There were four students in each living history group so each was able to measure and place ingredients of the marinating sauce as each step was explained. All wore gloves for sanitation purposes. Then the students placed the strips of beef into the marinade solution they had mixed and hung the strips with drapery hooks on a rack to dry.
All students, teachers and chaperones were given a sample of jerky and a copy of the recipe used. One hundred fifty students, plus teachers and chaperones, participated in the educational event.
Jerky has many recipes. But the main ingredients are salt and pepper to draw the moisture out before hanging until dry. Jerky can be dried in other ways today: in a 170-degree oven for four to six hours, in a dehydrator at 145 degrees until ready or, as one CattleWomen member did with great success, on a cookie sheet on the dashboard of a pickup truck with the windows rolled up.
Jerky seems very expensive in marketplaces but buyers may not realize how much moisture is lost in dehydrating.
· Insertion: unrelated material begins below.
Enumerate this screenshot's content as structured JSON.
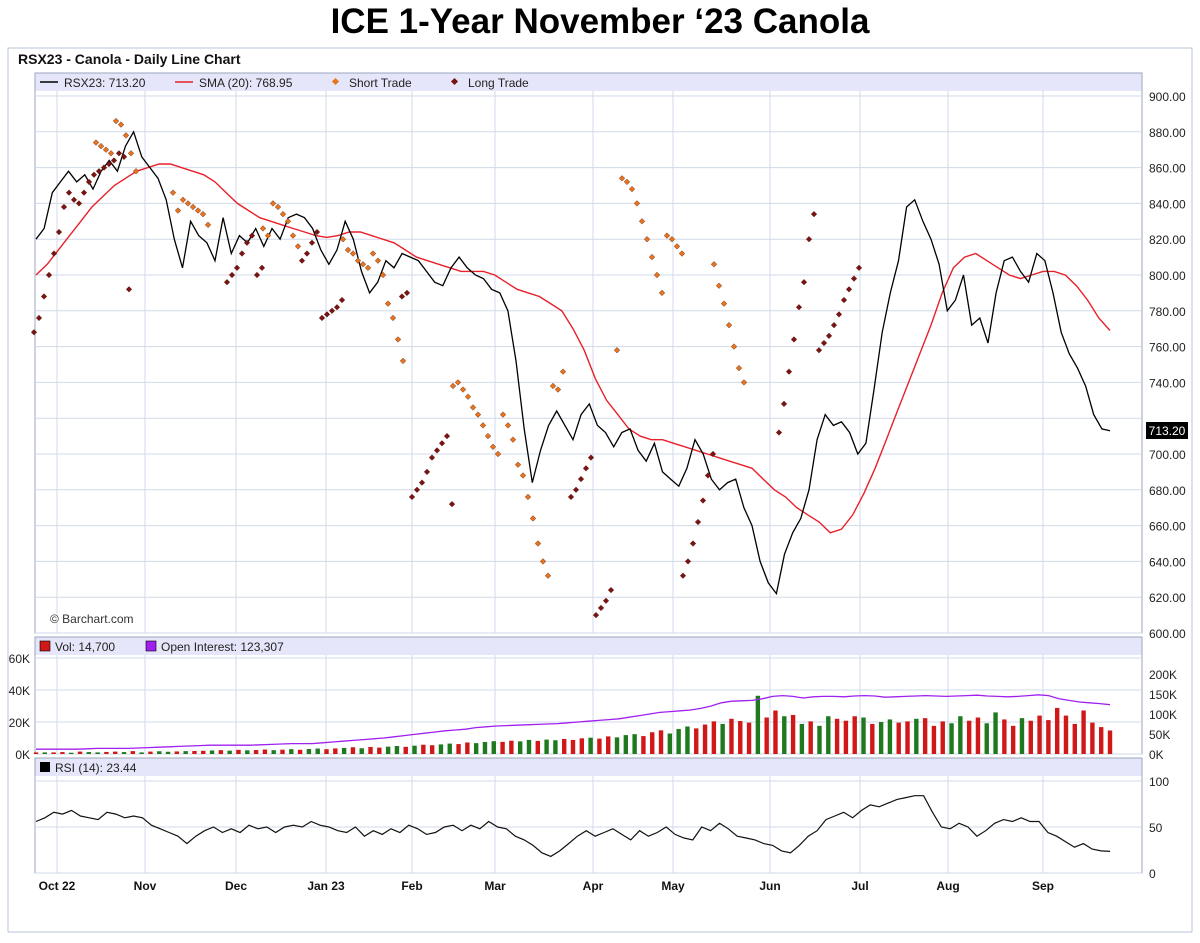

Typically, 3 pounds of fresh meat yields about 1 pound of jerky. It can be made from many different types of meat. Many hunters have made jerky from their harvest of different animals.
Interest in the presentation was so great that the CattleWomen group has been asked to participate again in the future. But this can only be done through the volunteer efforts of CattleWomen as the project was quite an undertaking for four days. The group thanked the six ladies that took the time, effort and expense to promote beef in this way.
The group also thanked the Plumas Historical Society for inviting the CattleWomen to participate.